Hi,
I've an application where I need to do 4 convolutions at the same time, but they are correlated: I've two inputs (I1,I2) and two sets of coefficients (H1,H2). I also have two outputs (O1=I1*H1+I2*H1,O2=I1*H2+I2*H2).
I've an C6748LCDK to get started with this application. Although it supports floating point I think integer math would be a better option as I've 16 bit inputs and 16 bit outputs.
The DSPLIB for the C6748 only includes floating point functions and the DSPLIB with integer functions seems to be not optimized for this processor. So it seems I've to write my own convolution function. I want to use a delay line and calculate an output sample for each input sample. Given that the number of coefficients can be more than 40,000, it needs to be quite optimized.
I've been studying some documentation and I've some questions:
The floating point functions in DSPLIB seem to try to do 4 multiplies each cycle, but the core can only do 2. Why is the loop then unrolled for 4 multiplies?

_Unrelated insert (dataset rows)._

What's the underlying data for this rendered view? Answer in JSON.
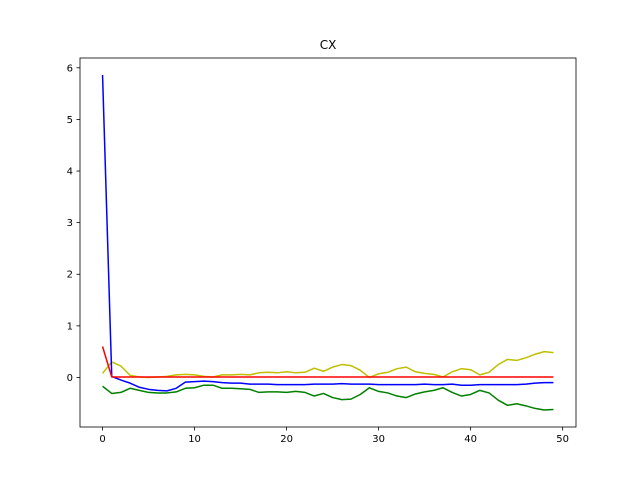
{
  "chart_data": {
    "type": "line",
    "title": "CX",
    "xlabel": "",
    "ylabel": "",
    "xlim": [
      -2.45,
      51.45
    ],
    "ylim": [
      -0.96,
      6.19
    ],
    "x_ticks": [
      0,
      10,
      20,
      30,
      40,
      50
    ],
    "y_ticks": [
      0,
      1,
      2,
      3,
      4,
      5,
      6
    ],
    "grid": false,
    "series": [
      {
        "color": "#bfbf00",
        "x": [
          0,
          1,
          2,
          3,
          4,
          5,
          6,
          7,
          8,
          9,
          10,
          11,
          12,
          13,
          14,
          15,
          16,
          17,
          18,
          19,
          20,
          21,
          22,
          23,
          24,
          25,
          26,
          27,
          28,
          29,
          30,
          31,
          32,
          33,
          34,
          35,
          36,
          37,
          38,
          39,
          40,
          41,
          42,
          43,
          44,
          45,
          46,
          47,
          48,
          49
        ],
        "values": [
          0.08,
          0.3,
          0.22,
          0.04,
          0.01,
          0.0,
          0.01,
          0.02,
          0.05,
          0.06,
          0.05,
          0.02,
          0.01,
          0.05,
          0.05,
          0.06,
          0.05,
          0.09,
          0.1,
          0.09,
          0.11,
          0.09,
          0.1,
          0.18,
          0.12,
          0.2,
          0.25,
          0.23,
          0.14,
          0.0,
          0.07,
          0.1,
          0.17,
          0.2,
          0.11,
          0.08,
          0.06,
          0.01,
          0.11,
          0.17,
          0.15,
          0.05,
          0.1,
          0.25,
          0.35,
          0.33,
          0.38,
          0.45,
          0.5,
          0.48
        ]
      },
      {
        "color": "#008000",
        "x": [
          0,
          1,
          2,
          3,
          4,
          5,
          6,
          7,
          8,
          9,
          10,
          11,
          12,
          13,
          14,
          15,
          16,
          17,
          18,
          19,
          20,
          21,
          22,
          23,
          24,
          25,
          26,
          27,
          28,
          29,
          30,
          31,
          32,
          33,
          34,
          35,
          36,
          37,
          38,
          39,
          40,
          41,
          42,
          43,
          44,
          45,
          46,
          47,
          48,
          49
        ],
        "values": [
          -0.17,
          -0.31,
          -0.29,
          -0.21,
          -0.25,
          -0.29,
          -0.3,
          -0.3,
          -0.28,
          -0.21,
          -0.2,
          -0.15,
          -0.15,
          -0.21,
          -0.21,
          -0.22,
          -0.23,
          -0.29,
          -0.28,
          -0.28,
          -0.29,
          -0.27,
          -0.29,
          -0.36,
          -0.31,
          -0.39,
          -0.43,
          -0.42,
          -0.33,
          -0.2,
          -0.27,
          -0.3,
          -0.36,
          -0.39,
          -0.32,
          -0.28,
          -0.25,
          -0.2,
          -0.29,
          -0.36,
          -0.33,
          -0.25,
          -0.3,
          -0.44,
          -0.54,
          -0.51,
          -0.55,
          -0.6,
          -0.63,
          -0.62
        ]
      },
      {
        "color": "#0000ff",
        "x": [
          0,
          1,
          2,
          3,
          4,
          5,
          6,
          7,
          8,
          9,
          10,
          11,
          12,
          13,
          14,
          15,
          16,
          17,
          18,
          19,
          20,
          21,
          22,
          23,
          24,
          25,
          26,
          27,
          28,
          29,
          30,
          31,
          32,
          33,
          34,
          35,
          36,
          37,
          38,
          39,
          40,
          41,
          42,
          43,
          44,
          45,
          46,
          47,
          48,
          49
        ],
        "values": [
          5.86,
          0.02,
          -0.05,
          -0.11,
          -0.19,
          -0.23,
          -0.25,
          -0.26,
          -0.21,
          -0.09,
          -0.08,
          -0.07,
          -0.08,
          -0.1,
          -0.11,
          -0.11,
          -0.13,
          -0.13,
          -0.13,
          -0.14,
          -0.14,
          -0.14,
          -0.14,
          -0.13,
          -0.13,
          -0.13,
          -0.12,
          -0.13,
          -0.13,
          -0.13,
          -0.14,
          -0.14,
          -0.14,
          -0.14,
          -0.14,
          -0.13,
          -0.14,
          -0.14,
          -0.13,
          -0.15,
          -0.15,
          -0.14,
          -0.14,
          -0.14,
          -0.14,
          -0.14,
          -0.13,
          -0.11,
          -0.1,
          -0.1
        ]
      },
      {
        "color": "#ff0000",
        "x": [
          0,
          1,
          2,
          3,
          4,
          5,
          6,
          7,
          8,
          9,
          10,
          11,
          12,
          13,
          14,
          15,
          16,
          17,
          18,
          19,
          20,
          21,
          22,
          23,
          24,
          25,
          26,
          27,
          28,
          29,
          30,
          31,
          32,
          33,
          34,
          35,
          36,
          37,
          38,
          39,
          40,
          41,
          42,
          43,
          44,
          45,
          46,
          47,
          48,
          49
        ],
        "values": [
          0.6,
          0.01,
          0.01,
          0.01,
          0.01,
          0.01,
          0.01,
          0.01,
          0.01,
          0.01,
          0.01,
          0.01,
          0.01,
          0.01,
          0.01,
          0.01,
          0.01,
          0.01,
          0.01,
          0.01,
          0.01,
          0.01,
          0.01,
          0.01,
          0.01,
          0.01,
          0.01,
          0.01,
          0.01,
          0.01,
          0.01,
          0.01,
          0.01,
          0.01,
          0.01,
          0.01,
          0.01,
          0.01,
          0.01,
          0.01,
          0.01,
          0.01,
          0.01,
          0.01,
          0.01,
          0.01,
          0.01,
          0.01,
          0.01,
          0.01
        ]
      }
    ]
  }
}
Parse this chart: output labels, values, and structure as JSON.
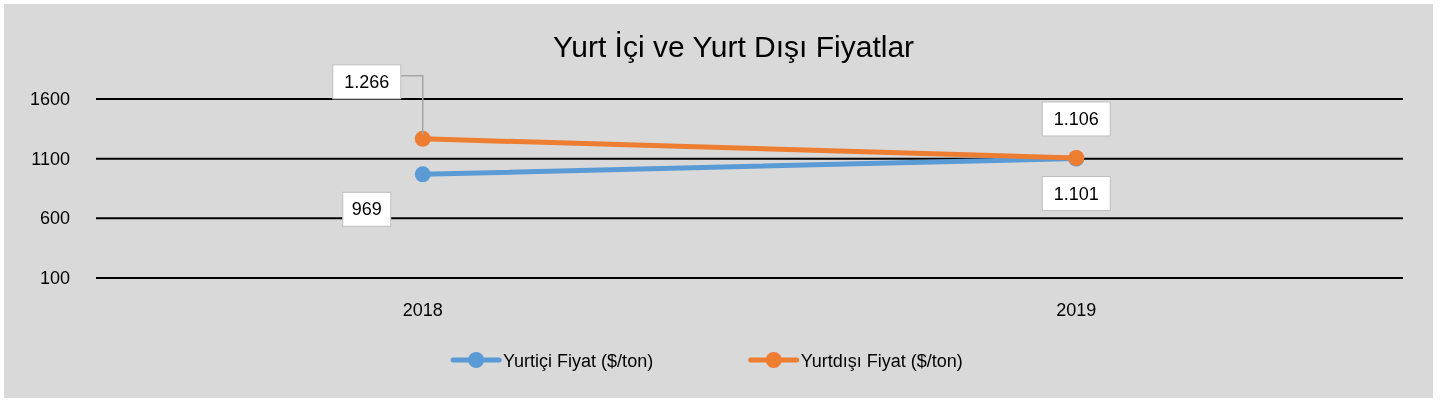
{
  "chart_data": {
    "type": "line",
    "title": "Yurt İçi ve Yurt Dışı Fiyatlar",
    "categories": [
      "2018",
      "2019"
    ],
    "series": [
      {
        "name": "Yurtiçi Fiyat ($/ton)",
        "color": "#5b9bd5",
        "values": [
          969,
          1101
        ],
        "value_labels": [
          "969",
          "1.101"
        ]
      },
      {
        "name": "Yurtdışı Fiyat ($/ton)",
        "color": "#ed7d31",
        "values": [
          1266,
          1106
        ],
        "value_labels": [
          "1.266",
          "1.106"
        ]
      }
    ],
    "ylim": [
      100,
      1600
    ],
    "yticks": [
      100,
      600,
      1100,
      1600
    ],
    "grid": "y",
    "legend": "bottom",
    "marker": "circle",
    "line_style": "solid"
  }
}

The documentation mentions that normally the core can do 4 16bit multiplies each cycle (2 units x2 16bit multiplies) but it seems that the DDOTP4 instruction matches perfectly with the task at hand, if I order my data correctly. That would allow me to do 8 multiply/add instructions each cycle. Am I correct?
Is it possible to write such functions in C or would I need assembly code to get it really optimized? Would it be possible to replace all FP data types in the DSPLIB SP function with shorts? Using the existing optimizations there?
Thanks in advance.
Kind regards,
Remco Poelstra